Here, the mechanism would be different, but with the same result: labor would pay the cost of cleaning up the air—a mess it did not create or profit from. To make matters worse, it’s a betrayal of a decades-long partnership, as pointed out by John Fageaux, president of ILWU Local 63 Office Clerical Unit for almost 20 years.
“Over those years, I’ve negotiated many contracts with these employers and one of the things that they always talk about in negotiations is this is a partnership, a partnership with labor,” Fageaux said.
“I watched the longshoremen, and the clerks and my OCUs [Office Clerical Units] work day in and day out to help build these companies into what they are today,” he recalled. “So to have them now want to introduce this automation and basically throw out the window—this relationship that we built over the years—and have us replaced with the machine is wrong,” he said. “This is a partnership.
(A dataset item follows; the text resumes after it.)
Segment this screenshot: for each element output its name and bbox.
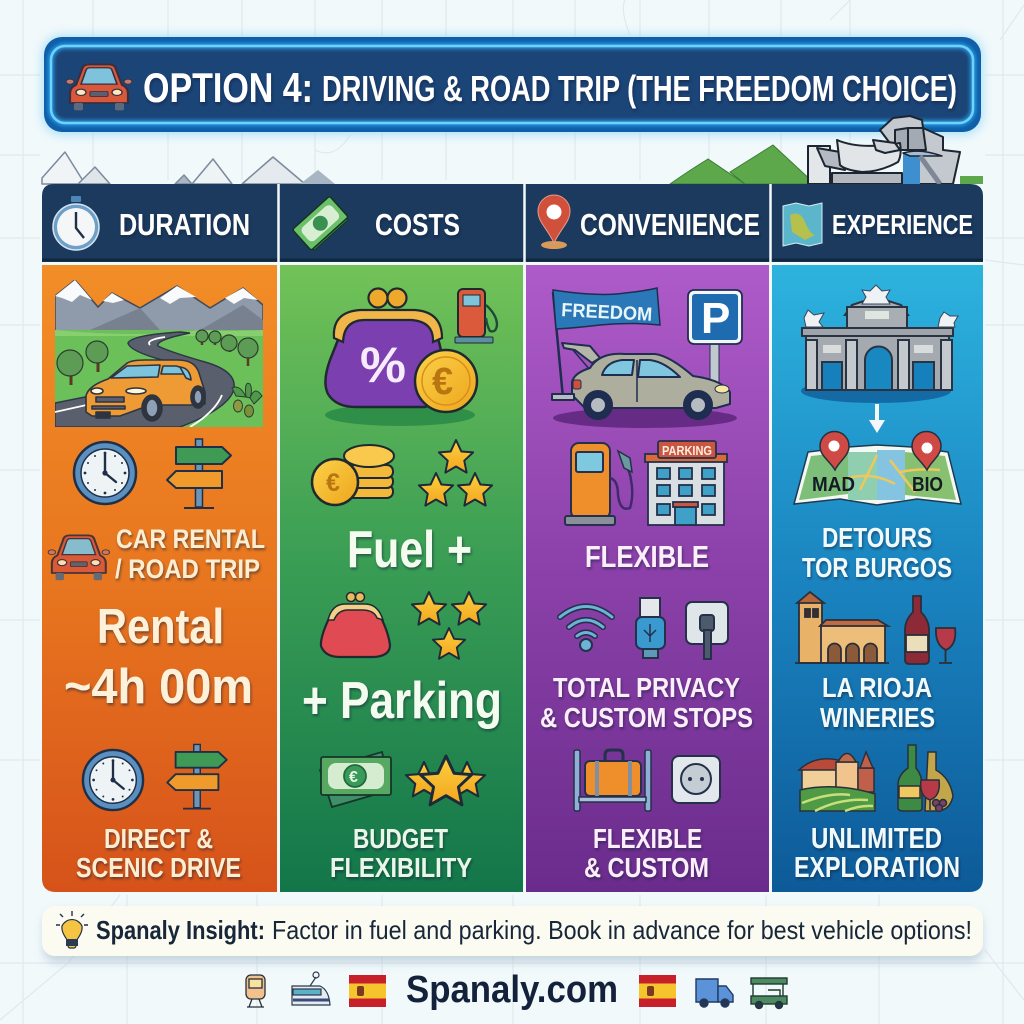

It needs to be treated like that.”
“This is not about productivity,” said Gary Herrera, Vice President of ILWU Local 13. “It was told to us about across the table. We don’t care if the production goes down.” Rather, “They care about getting rid of labor.”
Ray Familathe, who served as International vice president of the ILWU International for nine years, questioned the move from several perspectives.
“They’re going to purchase about 130 automated straddle carriers, they’re hybrids,” he said. “But that same Kalmar equipment… can be purchased with a cab on it, it can put longshore operators to work. This type of operation limits the height of the cargo will be stacked. In fact, I think will be stacked about three high, that’s why you need the big footprint of all the acreage.”
“What about when cargo continues to increase?” he asked. “It’s a unique footprint. The only place it’s being used at this level now is Brisbane, Australia. If you look at the size and scope of that terminal, it’s very small. We’re concerned about the future growth of the port, and of course, employment opportunities.”
“I represent the big bad company,” said John Ochs of APM in a rare moment of honesty, but things went rapidly downhill after that, as he tried to deny the international behemoth he is part of.
“Although you may have a perception of AP Moeller as this foreign company, these people in Denmark you’ve never met, APM terminals Los Angeles is a U.S. company, we’re a standalone company,” Ochs said.
But they’re still a subsidiary, once removed: APM Terminals is headquartered in the Hague, and is owned by Maersk, in Copenhagen. Things went from bad to worse after that, concluding with an attempt to throw a Harry Bridges quote back in the longshoreman’s faces, only to be cut off for running overtime.